Kalra Gagan, Cetin Hasan, Whitney Jon, Yordi Sari, Cakir Yavuz, McConville Conor, Whitmore Victoria, Bonnay Michelle, Lunasco Leina, Sassine Antoine, Borisiak Kevin, Cohen Daniel, Reese Jamie, Srivastava Sunil K, Ehlers Justis P
Tony and Leona Campane Center for Excellence in Image-Guided Surgery and Advanced Imaging Research, Cole Eye Institute, Cleveland Clinic, Cleveland, OH 44195, USA.
J Pers Med. 2022 Dec 24;13(1):37. doi: 10.3390/jpm13010037.
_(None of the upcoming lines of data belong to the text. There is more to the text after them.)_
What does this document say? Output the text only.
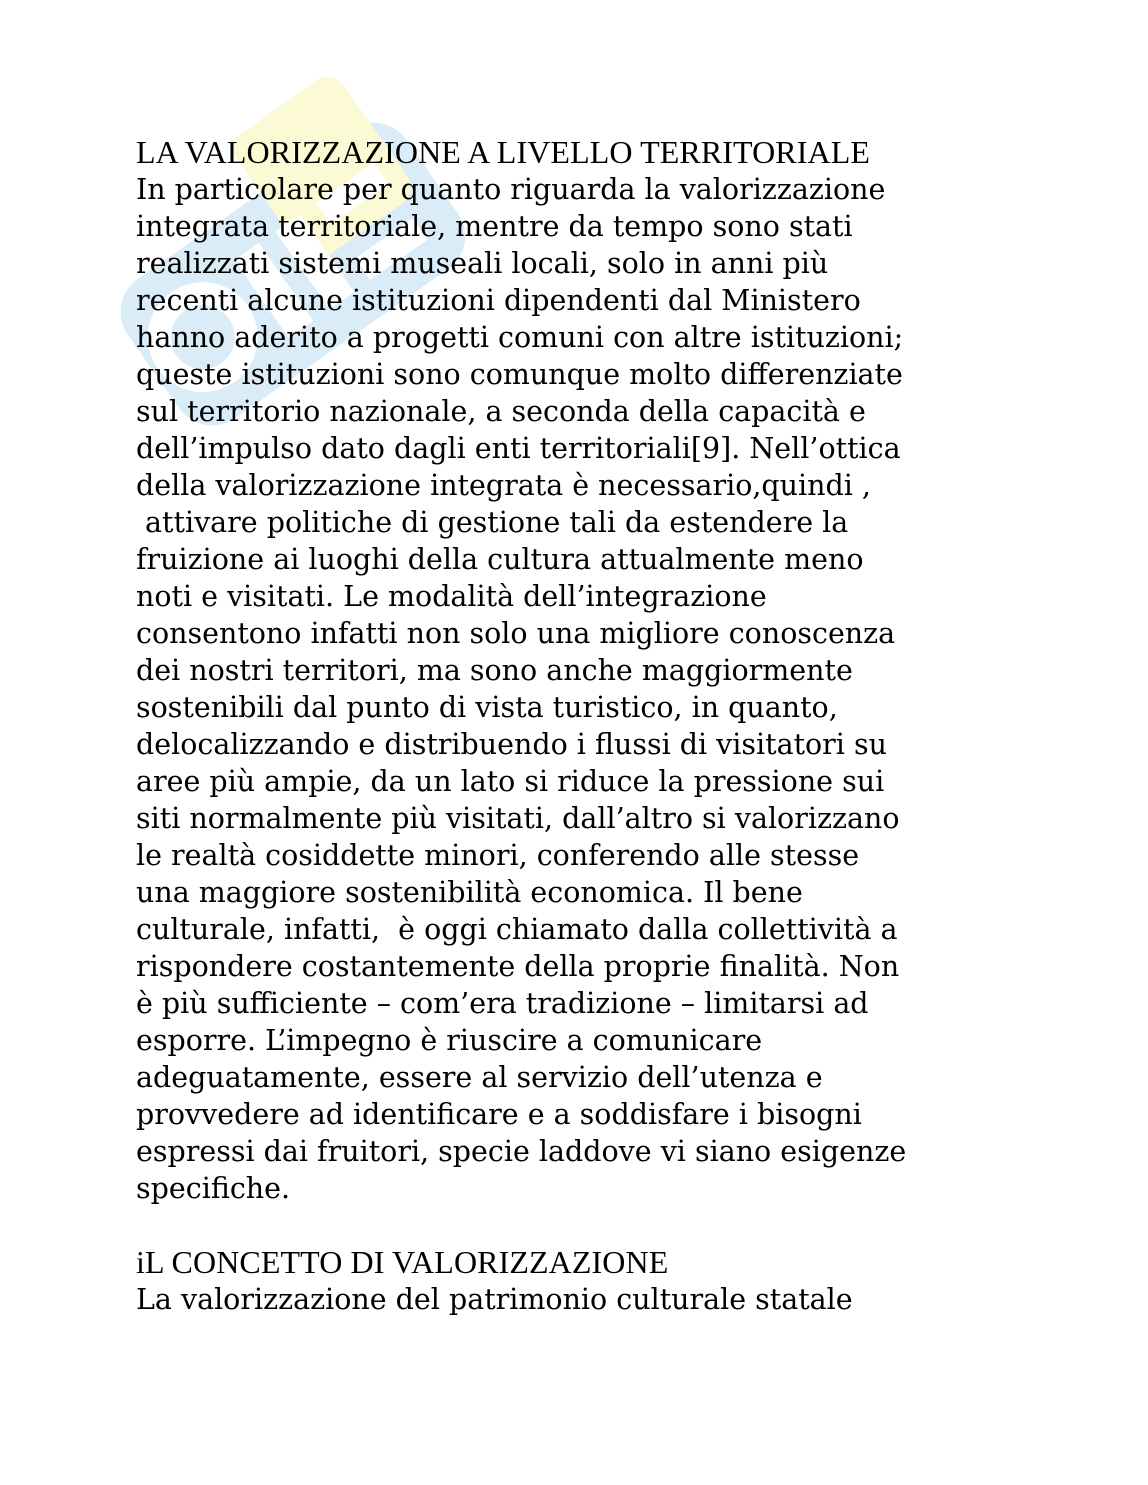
LA VALORIZZAZIONE A LIVELLO TERRITORIALE
In particolare per quanto riguarda la valorizzazione
integrata territoriale, mentre da tempo sono stati
realizzati sistemi museali locali, solo in anni più
recenti alcune istituzioni dipendenti dal Ministero
hanno aderito a progetti comuni con altre istituzioni;
queste istituzioni sono comunque molto differenziate
sul territorio nazionale, a seconda della capacità e
dell’impulso dato dagli enti territoriali[9]. Nell’ottica
della valorizzazione integrata è necessario,quindi ,
attivare politiche di gestione tali da estendere la
fruizione ai luoghi della cultura attualmente meno
noti e visitati. Le modalità dell’integrazione
consentono infatti non solo una migliore conoscenza
dei nostri territori, ma sono anche maggiormente
sostenibili dal punto di vista turistico, in quanto,
delocalizzando e distribuendo i flussi di visitatori su
aree più ampie, da un lato si riduce la pressione sui
siti normalmente più visitati, dall’altro si valorizzano
le realtà cosiddette minori, conferendo alle stesse
una maggiore sostenibilità economica. Il bene
culturale, infatti,  è oggi chiamato dalla collettività a
rispondere costantemente della proprie finalità. Non
è più sufficiente – com’era tradizione – limitarsi ad
esporre. L’impegno è riuscire a comunicare
adeguatamente, essere al servizio dell’utenza e
provvedere ad identificare e a soddisfare i bisogni
espressi dai fruitori, specie laddove vi siano esigenze
specifiche.
iL CONCETTO DI VALORIZZAZIONE
La valorizzazione del patrimonio culturale statale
The current study describes the development and assessment of innovative, machine learning (ML)-based approaches for automated detection and pixel-accurate measurements of regions with geographic atrophy (GA) in late-stage age-related macular degeneration (AMD) using optical coherence tomography systems. 900 OCT volumes, 100266 B-scans, and OCT images from 341 non-exudative AMD patients with or without GA were included in this study from both Cirrus (Zeiss) and Spectralis (Heidelberg) OCT systems. B-scan and level ground truth GA masks were created on OCT B-scan where the segmented ellipsoid zone (EZ) line, retinal pigment epithelium (RPE) line, and bruchs membrane (BM) line overlapped. Two deep learning-based approaches, B-scan level and level, were trained. The OCT B-scan model had detection accuracy of 91% and GA area measurement accuracy of 94%. The OCT model had detection accuracy of 82% and GA area measurement accuracy of 96% with primary target of hypertransmission on OCT. Accuracy was good for both devices tested (92-97%). Automated lesion size stratification for CAM cRORA definition of 250um minimum lesion size was feasible. High-performance models for automatic detection and segmentation of GA area were achieved using OCT systems and deep learning. The automatic measurements showed high correlation with the ground truth. The model excelled at identification of hypertransmission defects. The models performance generalized well across device types tested. Future development will include integration of both models to enhance feature detection across GA lesions as well as isolating hypertransmission defects without GA for pre-GA biomarker extraction.
本研究描述了基于机器学习(ML)的创新方法的开发与评估,该方法利用光学相干断层扫描系统对晚期年龄相关性黄斑变性(AMD)中的地理萎缩(GA)区域进行自动检测和像素精确测量。本研究纳入了来自Cirrus(蔡司)和Spectralis(海德堡)OCT系统的341例有或无GA的非渗出性AMD患者的900个OCT容积、100266次B扫描和OCT图像。在OCT B扫描上创建B扫描和水平地面真值GA掩码,其中分割的椭圆体区(EZ)线、视网膜色素上皮(RPE)线和布鲁赫膜(BM)线重叠。训练了两种基于深度学习的方法,即B扫描水平和水平。OCT B扫描模型的检测准确率为91%,GA面积测量准确率为94%。OCT模型的检测准确率为82%,GA面积测量准确率为96%,主要目标是OCT上的高透射率。两种测试设备的准确率都很高(92 - 97%)。对于CAM cRORA定义的最小病变大小为250um的自动病变大小分层是可行的。使用OCT系统和深度学习实现了用于自动检测和分割GA区域的高性能模型。自动测量结果与地面真值显示出高度相关性。模型在识别高透射率缺陷方面表现出色。模型性能在测试的不同设备类型之间具有良好的通用性。未来的发展将包括整合这两种模型,以增强对GA病变的特征检测,以及分离无GA的高透射率缺陷以提取GA前生物标志物。